Matthias Zußner
I. Is there a national act containing a legal definition of Automated Administrative Decisions?
The first question is whether there is a national act containing a legal definition of automated administrative decisions. Generally, the answer is negative. No provision within the Austrian legal system — neither the Federal Constitution nor any law, regulation, or other type of general legal act (especially in procedural law) — contains a general definition of what the Austrian legal system understands by an “automated decision.” Even the so-called E-Government Act¹ does not contain such a (general) definition, since it regulates only electronic communication between citizens and public authorities, not the issue of automated decision-making.
The Austrian Data Protection Act³ appears to be the only statute containing a directly relevant definition. As part of the implementation of Directive (EU) 2016/680, a provision on automated decision-making based on the processing of personal data for the prevention, investigation, detection or prosecution of criminal offences, or the execution of criminal penalties, was adopted as Article 2 § 41 of the Austrian Data Protection Act.

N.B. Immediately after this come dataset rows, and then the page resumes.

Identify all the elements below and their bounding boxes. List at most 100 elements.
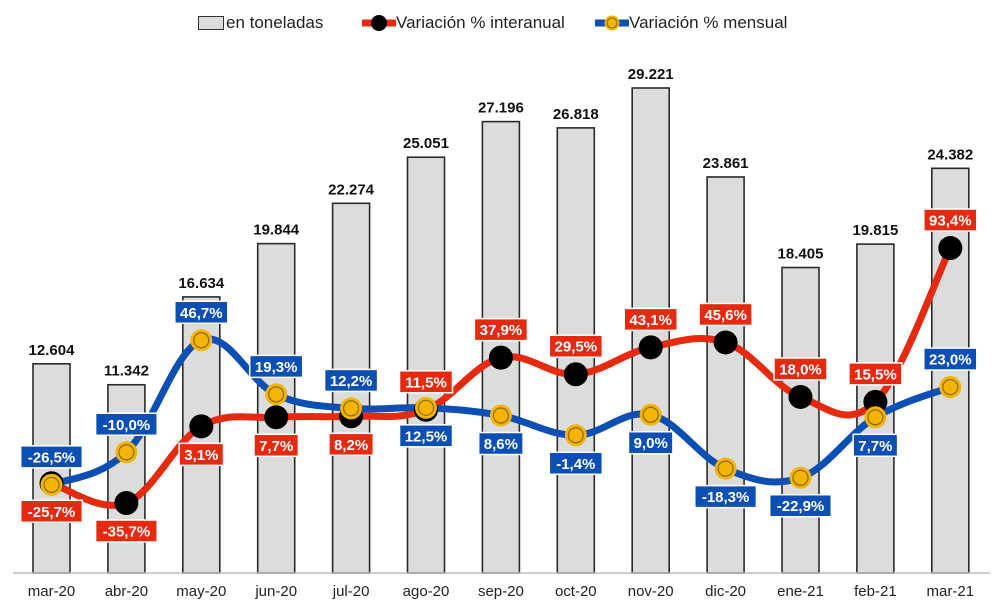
bar-value-label: 16.634: [178, 275, 225, 292]
label-mensual: 9,0%: [627, 430, 674, 455]
bar-value-label: 26.818: [553, 106, 599, 123]
marker-mensual-ring: [43, 476, 60, 493]
bar-value-label: 29.221: [628, 66, 674, 83]
bar-value-label: 22.274: [328, 181, 375, 198]
legend-bar-swatch-icon: [198, 16, 224, 30]
x-tick-label: oct-20: [555, 583, 597, 600]
markers-layer: [39, 236, 963, 516]
label-interanual: 29,5%: [548, 334, 604, 358]
label-interanual: 93,4%: [923, 208, 978, 232]
bar-value-label: 19.815: [852, 222, 898, 239]
line-value-text: -35,7%: [103, 524, 151, 541]
x-tick-label: mar-20: [28, 583, 76, 600]
marker-mensual-ring: [717, 460, 734, 477]
line-value-text: 12,5%: [405, 428, 448, 445]
x-tick-label: abr-20: [105, 583, 148, 600]
marker-mensual-ring: [343, 400, 360, 417]
line-value-text: 18,0%: [779, 361, 822, 378]
label-mensual: 7,7%: [852, 433, 899, 458]
line-value-text: 8,6%: [484, 436, 518, 453]
line-value-text: 93,4%: [929, 213, 972, 230]
x-tick-label: jun-20: [254, 583, 297, 600]
label-interanual: 3,1%: [178, 442, 225, 467]
label-interanual: 11,5%: [398, 370, 454, 394]
label-mensual: 8,6%: [477, 431, 524, 456]
line-value-text: -10,0%: [103, 417, 151, 434]
line-value-text: 15,5%: [854, 366, 897, 383]
legend: en toneladas Variación % interanual Vari…: [0, 8, 1000, 38]
label-interanual: 15,5%: [848, 362, 903, 386]
bar-value-label: 11.342: [104, 363, 149, 380]
label-mensual: -22,9%: [768, 493, 833, 518]
bar-value-label: 19.844: [253, 222, 300, 239]
legend-label-mensual: Variación % mensual: [629, 13, 788, 32]
marker-interanual: [863, 389, 888, 414]
line-value-text: 7,7%: [858, 438, 892, 455]
line-value-text: 46,7%: [180, 305, 223, 322]
label-mensual: 46,7%: [174, 300, 229, 325]
line-value-text: 3,1%: [184, 447, 218, 464]
marker-mensual-ring: [417, 399, 435, 416]
x-tick-label: sep-20: [478, 583, 524, 600]
label-mensual: 23,0%: [923, 347, 978, 371]
line-value-text: 8,2%: [334, 437, 368, 454]
marker-interanual: [638, 335, 663, 360]
line-value-text: 11,5%: [405, 374, 447, 391]
x-tick-label: ago-20: [403, 583, 450, 600]
label-mensual: -10,0%: [94, 412, 158, 436]
bar-value-label: 24.382: [927, 146, 973, 163]
bar-value-label: 25.051: [403, 135, 449, 152]
marker-interanual: [713, 330, 738, 355]
line-value-text: 12,2%: [330, 373, 373, 390]
legend-blue-line-marker-icon: [595, 15, 629, 31]
line-value-text: 7,7%: [259, 438, 293, 455]
label-interanual: 18,0%: [773, 357, 828, 381]
line-value-text: 45,6%: [704, 307, 747, 324]
line-value-text: 19,3%: [255, 359, 298, 376]
x-tick-label: jul-20: [332, 583, 370, 600]
bar-value-labels: 12.604 11.342 16.634 19.844 22.274 25.051 27.1…: [29, 66, 974, 380]
label-interanual: 7,7%: [253, 433, 300, 458]
marker-mensual-ring: [268, 386, 285, 403]
label-interanual: -35,7%: [94, 519, 158, 543]
legend-item-mensual[interactable]: Variación % mensual: [595, 8, 787, 38]
x-tick-label: feb-21: [854, 583, 897, 600]
bar-ago-20: [406, 156, 446, 574]
marker-interanual: [114, 491, 139, 516]
x-tick-label: ene-21: [777, 583, 824, 600]
x-tick-label: mar-21: [927, 583, 975, 600]
line-value-text: 43,1%: [629, 312, 672, 329]
marker-mensual-ring: [792, 469, 809, 486]
label-interanual: 37,9%: [473, 317, 529, 342]
marker-interanual: [788, 384, 813, 409]
label-interanual: 45,6%: [698, 302, 753, 327]
x-tick-label: nov-20: [628, 583, 674, 600]
bar-value-label: 12.604: [29, 342, 76, 359]
marker-interanual: [563, 362, 588, 387]
label-interanual: 43,1%: [623, 307, 678, 332]
line-value-text: 23,0%: [929, 352, 972, 369]
marker-interanual: [488, 345, 513, 370]
marker-mensual-ring: [118, 444, 135, 461]
legend-label-tonnes: en toneladas: [226, 13, 324, 32]
marker-interanual: [264, 405, 289, 430]
bar-value-label: 27.196: [478, 100, 524, 117]
marker-mensual-ring: [942, 378, 959, 396]
legend-item-interanual[interactable]: Variación % interanual: [362, 8, 565, 38]
legend-item-tonnes[interactable]: en toneladas: [198, 8, 323, 38]
marker-mensual-ring: [193, 332, 210, 349]
line-value-text: -26,5%: [28, 449, 76, 466]
marker-interanual: [189, 414, 214, 439]
label-mensual: 12,2%: [323, 368, 379, 393]
bar-dic-20: [706, 176, 745, 574]
x-tick-label: may-20: [176, 583, 226, 600]
bar-value-label: 23.861: [703, 155, 749, 172]
label-mensual: 12,5%: [398, 424, 454, 448]
legend-label-interanual: Variación % interanual: [396, 13, 565, 32]
marker-mensual-ring: [567, 427, 584, 444]
line-value-text: -25,7%: [28, 504, 76, 521]
line-value-text: 37,9%: [480, 322, 523, 339]
label-interanual: -25,7%: [19, 499, 84, 524]
label-mensual: -26,5%: [19, 445, 84, 469]
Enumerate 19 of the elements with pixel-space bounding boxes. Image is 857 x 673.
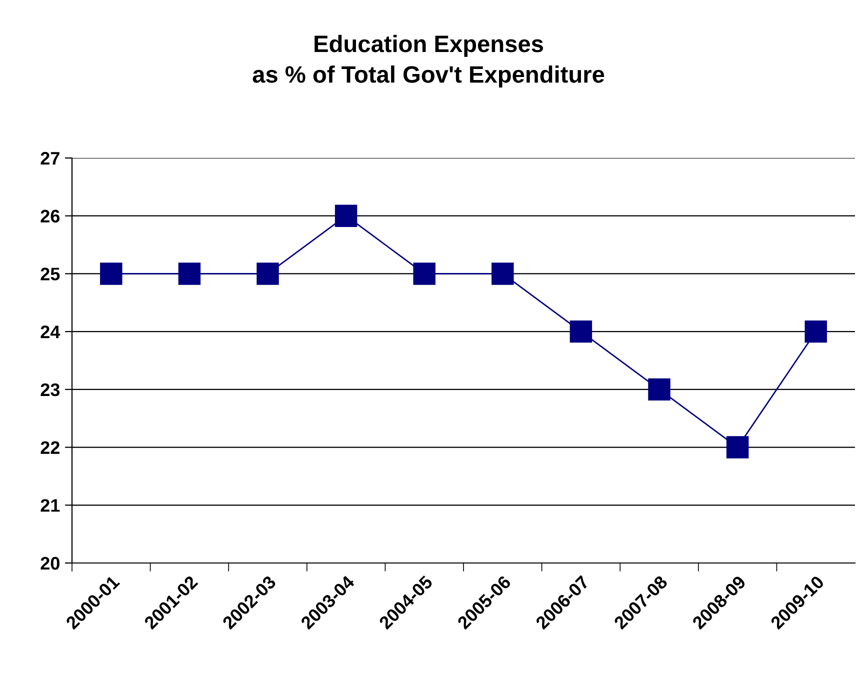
point	[413, 262, 436, 285]
point	[492, 262, 514, 285]
point	[100, 262, 122, 285]
point	[726, 436, 749, 458]
point	[256, 262, 279, 285]
point	[178, 262, 201, 285]
y-tick-label: 22	[40, 441, 60, 454]
point	[804, 320, 827, 343]
point	[570, 320, 592, 343]
chart-title: Education Expenses as % of Total Gov't Expenditure	[252, 34, 604, 88]
point	[334, 204, 358, 227]
y-tick-label: 24	[40, 326, 60, 338]
y-tick-label: 20	[40, 556, 60, 570]
point	[648, 378, 670, 401]
y-tick-label: 23	[40, 383, 60, 396]
y-tick-label: 27	[40, 152, 60, 165]
y-tick-label: 21	[40, 499, 60, 512]
y-tick-label: 25	[40, 268, 60, 280]
y-tick-label: 26	[40, 210, 60, 223]
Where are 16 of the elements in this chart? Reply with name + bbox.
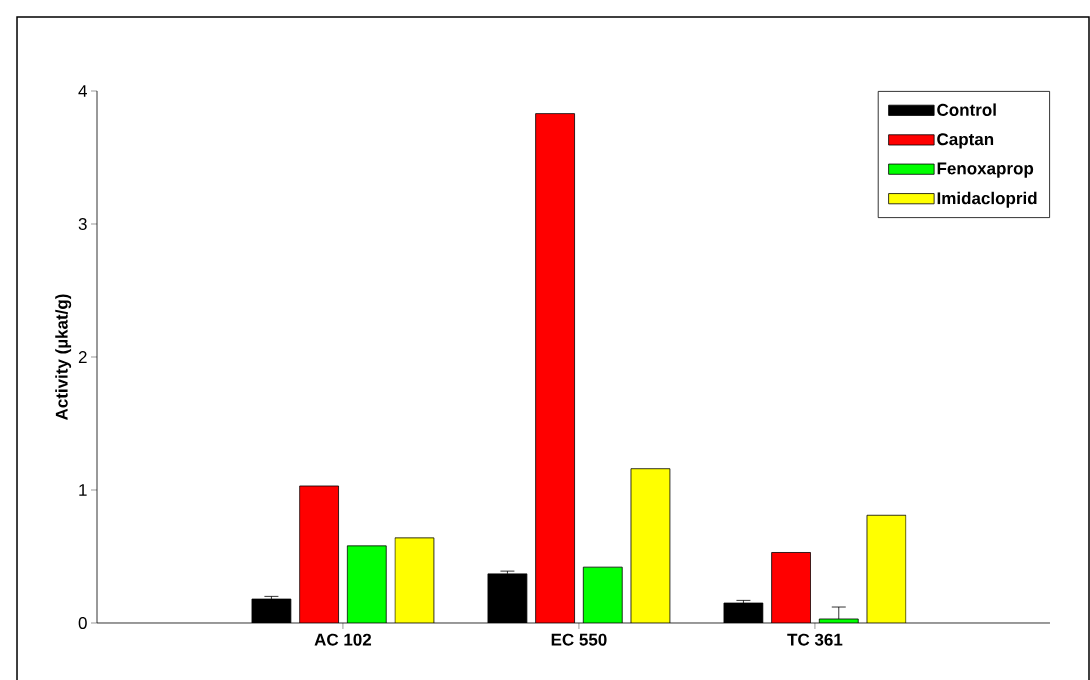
legend-label: Fenoxaprop: [937, 162, 1034, 178]
y-tick-label: 4: [78, 85, 87, 97]
legend-label: Imidacloprid: [937, 191, 1037, 208]
x-tick-label: EC 550: [551, 633, 607, 646]
bar: [299, 486, 339, 623]
y-tick-label: 3: [78, 217, 87, 231]
y-tick-label: 0: [78, 616, 87, 630]
y-tick-label: 2: [78, 351, 87, 363]
legend-label: Control: [937, 103, 996, 116]
x-tick-label: TC 361: [787, 633, 843, 646]
bar: [535, 113, 575, 623]
y-axis-title: Activity (µkat/g): [55, 294, 72, 421]
bar: [771, 552, 811, 623]
x-tick-label: AC 102: [314, 633, 372, 646]
legend-label: Captan: [937, 133, 994, 149]
y-tick-label: 1: [79, 484, 87, 496]
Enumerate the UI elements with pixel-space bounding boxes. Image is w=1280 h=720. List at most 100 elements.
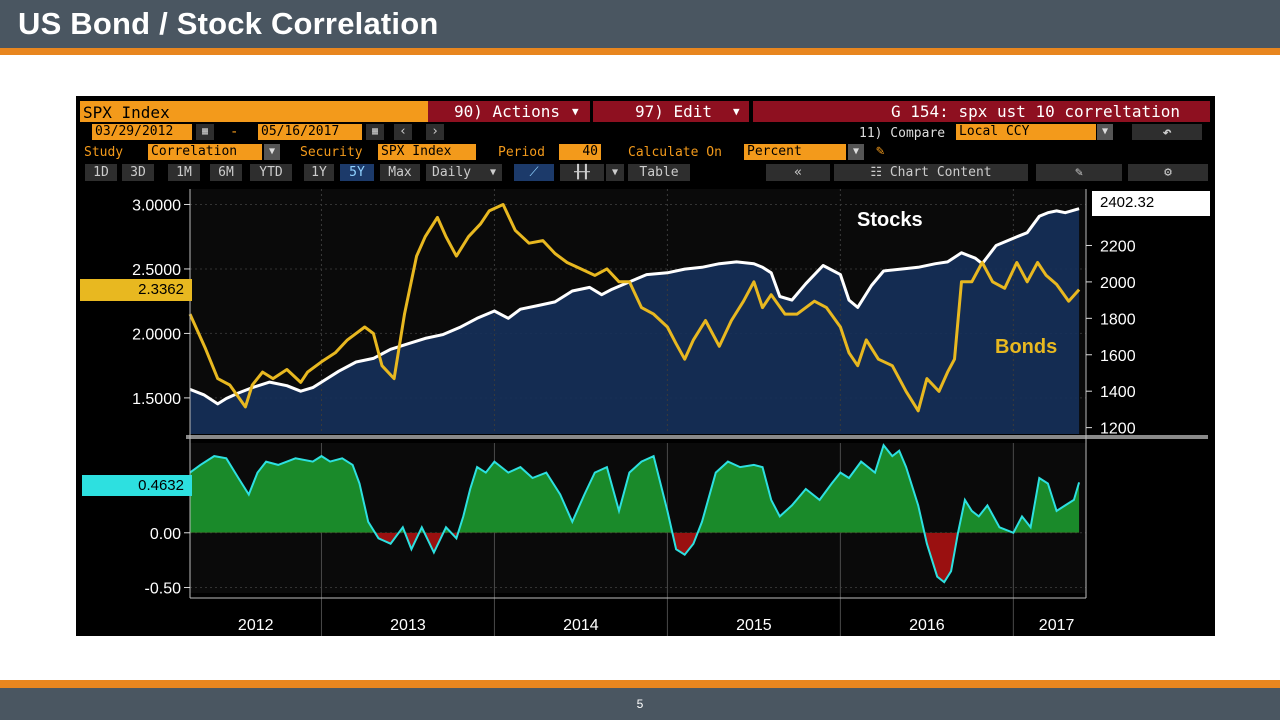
chart-content-icon: ☷ [870,165,890,180]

However, that provision aims to regulate the phenomenon of an authority making a decision based on automated processing rather than to provide a standalone definition of fully automated decision-making: essentially, the text of the Directive is reproduced.⁴
In summary, the term “automated administrative decision” does not appear explicitly in the Austrian legal system. Digital algorithms—the subject of this study—do not play a major role in legislation: there are only a few isolated provisions (for example, certain healthcare documentation rules require the use of the SHA-256 hash function to generate irreversible unique hash values).